Return Enhancement: All asset allocation decisions are made with the focus of enhancing portfolio returns for our clients whilst minimizing portfolio risk. The impact of taxes and implementation costs are considered where appropriate.
A Unique Range of Asset Classes: Foundry monitors a unique range of asset classes for consideration in client portfolios. New asset classes and strategies are sourced through a broad network of contacts within the investment community and may be included in portfolios when viewed as financially attractive and appropriate for our clients.
Customized for Each Client: Client portfolios are customized to account for specific situations and requirements. Factors such as taxes, inflation, the need for liquidity, expected spending needs, and comfort with portfolio volatility are all considered when constructing individual client portfolios.
To gain exposure to different asset classes, Foundry utilizes a range of specialist third party funds. These funds comprise of both New Zealand funds and offshore domiciled funds, ensuring that we can tailor a portfolio that best reflects a client’s situation and circumstances.

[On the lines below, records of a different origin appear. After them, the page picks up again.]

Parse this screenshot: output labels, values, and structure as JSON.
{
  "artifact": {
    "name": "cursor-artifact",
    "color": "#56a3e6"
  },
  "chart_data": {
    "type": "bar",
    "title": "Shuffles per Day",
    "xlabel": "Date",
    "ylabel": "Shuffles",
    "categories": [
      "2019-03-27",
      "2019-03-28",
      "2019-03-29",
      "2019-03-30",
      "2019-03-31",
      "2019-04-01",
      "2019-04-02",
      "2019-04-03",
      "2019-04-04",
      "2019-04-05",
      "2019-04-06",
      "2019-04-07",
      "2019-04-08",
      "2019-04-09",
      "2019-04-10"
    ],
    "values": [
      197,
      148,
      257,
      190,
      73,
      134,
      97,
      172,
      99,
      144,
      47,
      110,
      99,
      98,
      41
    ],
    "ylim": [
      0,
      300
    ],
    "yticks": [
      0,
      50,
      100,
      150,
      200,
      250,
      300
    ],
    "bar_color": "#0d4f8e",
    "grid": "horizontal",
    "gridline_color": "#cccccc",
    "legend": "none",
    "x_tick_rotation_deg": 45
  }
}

Our selection of third-party managers is driven by our core investment philosophy and demands managers who place a similar degree of importance on protecting capital and requiring a margin of safety. A significant amount of research including third-party manager interviews and a robust due diligence process must be completed before an investment is undertaken.
Traditional investment approaches according to modern portfolio theory attempt to make portfolios "robust" by mixing together assumingly negatively correlated assets. By doing so, these approaches assume that the asset class returns of the past will be repeated ad infinitum into the future. In the case of the main diversifier, i.e. "low-risk" bonds, this is simply impossible going forward, as yields of "low-risk" bonds are at all-time lows and therefore bond prices at all-time highs.
This means that the typical "balanced" approach to investing will confront the big majority of investors with quite unexpected returns in the future. The bond asset class will most likely fail to provide the required "automatic" diversification benefits as its prices now have reached a natural upside limit. Also, the financial crisis has shown that supposedly low-risk assets (even with excellent ratings) can deteriorate into junk within a few months once a panic takes a grip of the investor herd.
Therefore, the key criteria to judge the risk of both, investment positions as well as fund managers, are not only volatility and returns from the past, but an in-depth and ongoing analysis of existing market trends, market vulnerabilities and the dynamically changing future market risk, which results from the effects of herding of the market participants (e.g. formation of "bubbles").
FOUNDRY GOLD STRATEGY…
While gold can be regarded as a volatile asset on its own, the Foundry Investment Committee (FIC) recognize its unique non-correlation attributes and see the added potential for it to lower the overall risk of a traditional investment portfolio (shares, bonds, property and cash). FIC;
• Believes an allocation to gold is prudent as major central banks implement increasingly unorthodox monetary policies. Since the GFC in 2008 central bank interventions have fueled global asset prices by forcing interest rates to zero and negative while suspending ‘free markets’ in an attempt to create growth. Despite this stimulus, growth is stalling.
• Recognize and respect the powerful macro trends developing in China and the Silk Road economies that support significant physical gold accumulation by their respective central banks and citizens. These strategies underpin the physical demand for gold from mines, as opposed to leveraged derivative gold proxies manufactured by banks, that has negatively influenced the gold price discovery process in recent years. Structural change driven by China and the growing influence of the Shanghai Gold Exchange is coming and should make its presence felt in a positive manner over the coming years.